Килларни! Из деревни Клогереен вышла нескладная фигура, которая называла себя «Человеком Горы»; и, довольные Паном, мы позволили ему трубить в свой рог перед нами до самой вершины Мангертона, где Дьявол, как полагают, вычерпал дерн под скалами в Чашу для пунша. Без сомнения, он сделал это, и Старый Гончар работал с огнем. Это кратер потухшего вулкана. Чарльз Фокс, говорит Уэлд, а Райт сомневается, переплыл Бассейн. Почему бы и нет? Он не такой холодный, как Полярное море. Мы переплыли его — как мог бы подтвердить Малкоки, если бы он был жив, но он мертв; и почувствовали себя упругими, как барабан. Какая панорама! Нашим первым чувством была скорбь, что мы не ирландцы. Мы не знали, на чем остановить свой взгляд. Окруженный ослепительным смятением всего этого многоликого величия, глаз, словно боясь вступить в схватку с близкой славой — ибо такой другой день никогда не сиял с небес — искал облегчения в далекой дали и скользил вдоль прекрасной реки Кенмар, проникая среди углублений гор, пока не остановился на зеленом мерцании далекого моря. Величие ощущалось, пусть и издалека, этого скованного железом побережья. Огибая с легким размахом, как могут делать глаза орла, когда, вися неподвижно в вышине, он лишь поворачивает голову, наши глаза охватили весь могучий хребет Рикс и остановились в благоговении на Карран-Туал. Дикой, но нежной была синяя воздушная дымка над проблесками Верхнего Озера, где мягко и сладко, в поясе скал, казалось, висели, то в воздухе, то в воде — ибо все было странно нечетким в тусклом смятении — массы зеленого света, которые могли быть островами с их прекрасными деревьями; но внезапно, тронутые огнем, засияли золотые вершины Гнезда Орла; и когда они снова были укрощены облачной тенью, сияние Пурпурной Горы на время приковало наше видение, а затем оставило его свободным пировать на лесах Глены, пока, блуждая по капризной воле воображения, оно не поплыло в восторге над лесами Макрусса и, долго потерянное среди дрожащих образов воды, нашло длительный покой на стойкой красоте лесного острова Инисфаллен.

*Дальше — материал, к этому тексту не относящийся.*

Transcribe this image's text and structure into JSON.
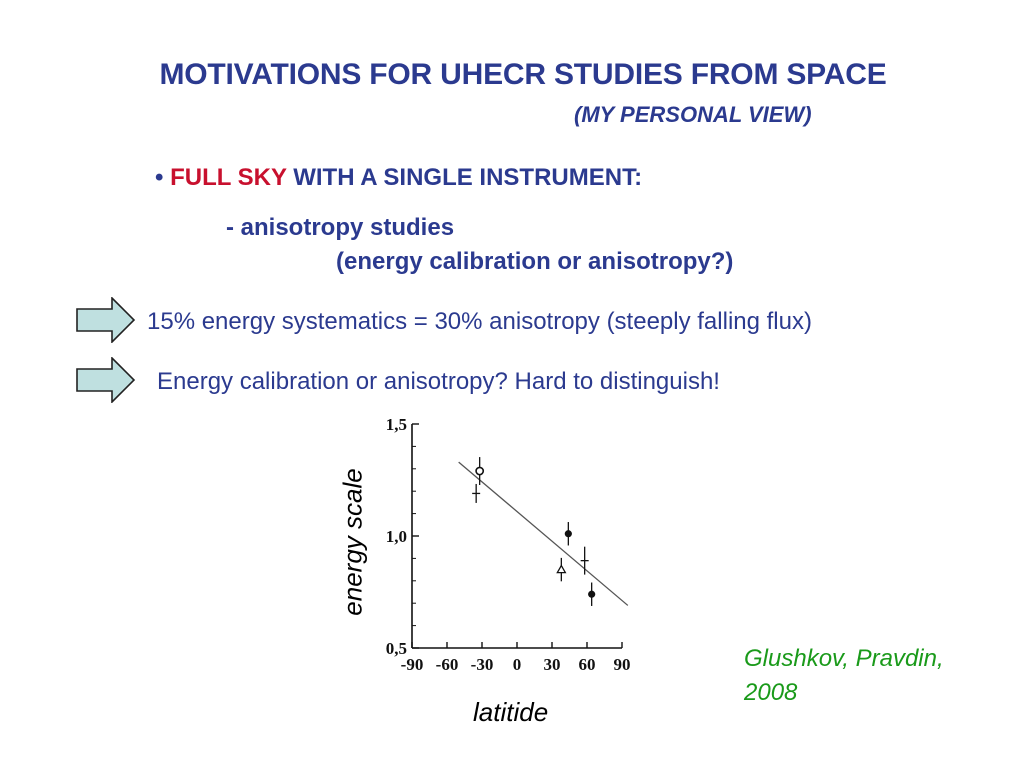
{
  "slide": {
    "title": "MOTIVATIONS FOR UHECR STUDIES FROM SPACE",
    "subtitle": "(MY PERSONAL VIEW)",
    "bullet": {
      "marker": "•",
      "highlight": "FULL SKY",
      "rest": " WITH A SINGLE INSTRUMENT:"
    },
    "sub_item": "- anisotropy studies",
    "sub_item_note": "(energy calibration or anisotropy?)",
    "points": [
      "15% energy systematics = 30% anisotropy (steeply falling flux)",
      "Energy calibration or anisotropy? Hard to distinguish!"
    ],
    "credit": "Glushkov, Pravdin, 2008",
    "colors": {
      "heading": "#2b3a8f",
      "highlight": "#c8102e",
      "credit": "#1a9a1a",
      "arrow_fill": "#bfe0e0"
    },
    "icons": [
      "right-arrow-icon",
      "right-arrow-icon"
    ]
  },
  "chart_data": {
    "type": "scatter",
    "title": "",
    "xlabel": "latitide",
    "ylabel": "energy scale",
    "xlim": [
      -90,
      90
    ],
    "ylim": [
      0.5,
      1.5
    ],
    "x_ticks": [
      "-90",
      "-60",
      "-30",
      "0",
      "30",
      "60",
      "90"
    ],
    "y_ticks": [
      "0,5",
      "1,0",
      "1,5"
    ],
    "points": [
      {
        "x": -32,
        "y": 1.29,
        "err": 0.04,
        "marker": "open-circle"
      },
      {
        "x": -35,
        "y": 1.19,
        "err": 0.02,
        "marker": "cross"
      },
      {
        "x": 44,
        "y": 1.01,
        "err": 0.03,
        "marker": "filled-circle"
      },
      {
        "x": 58,
        "y": 0.89,
        "err": 0.04,
        "marker": "cross"
      },
      {
        "x": 38,
        "y": 0.85,
        "err": 0.03,
        "marker": "open-triangle"
      },
      {
        "x": 64,
        "y": 0.74,
        "err": 0.03,
        "marker": "filled-circle"
      }
    ],
    "fit_line": {
      "x": [
        -50,
        95
      ],
      "y": [
        1.33,
        0.69
      ]
    }
  }
}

А теперь к черной массе быстрых вод, которые, журча от озера к реке, с ревом несутся через ту радужную арку и купают зеленые леса в освежающем брызговом тумане через прекраснейший ландшафт, который крадется вместе со своими усеянными лугами деревьями вплотную к самому берегу Лох-Этива, связывая два озера лесной лентой — то, чей более спокойный дух никогда не знает отлива или прилива, и то, которое колеблется, даже когда небеса неподвижны, с набухающим и спадающим шумом, должным образом посылаемым вверх в тишину ее внутреннего уединения и отзываемым обратно. А теперь к одному озеру в той реке, называемому по преимуществу Лососевым Озером, чьи гравийные глубины иногда вымощены синими спинами серебристо-чешуйчатых блестящих рыб, все сильные, как солнечные лучи, на время отдыхающие там, пока река не почернеет в своем веселье от потоков, падающих в Глен-Скре и Гленорхи, и тогда они пронесутся через водопад — ибо это все один водопад между озерами — страстные к сладостным пресным водам, в которых Аббатский Остров отражает свою одну разрушенную башню, или Килчурн, во все времена тусклый или темный в тени Круахана, видит свои мрачные башни, мгновенно менее мрачные, отображенными в дрожании случайного солнечного света. Иногда они лежат как камни, и, если вы не потревожите их длинным шестом, они не пошевелятся в блеске, больше, чем если бы они были тенями, выдохнутыми деревьями, когда все ветры мертвы. Но в другое время они на кормежке; и тогда, как только муха падает на воду в своей синей и желтой яркости (и о! но коричневое крыло кряквы кроваво — кроваво!), как какая-то морда всасывает ее — какая-то морда какого-то свиношеистого плечевого сгибателя; и мгновенно — когда ловким опусканием локтя вы даете ему приклад и вонзаете жало через его язык — вниз по длинному участку реки, просматриваемому вдоль той прямой дубовой аллеи — но с чистым пространством зеленой лужайки между лесом и водой — стреляет гигант, ужаленный сталью в своем страхе, прыгая сине-белым в воздух, а затем вниз в жидкий элемент с всплеском, как у человека, или скорее лошади, пока ваше сердце не выпрыгивает в рот, или, как греки, мы полагаем, имели обыкновение говорить, в нос, и вас видят скачущим вдоль берегов зрители в поисках живописного, и невежественные в рыбной ловле, предполагающие в акте вашего бегства, с непостижимым оружием в обеих руках, из какого-то сельского сумасшедшего дома.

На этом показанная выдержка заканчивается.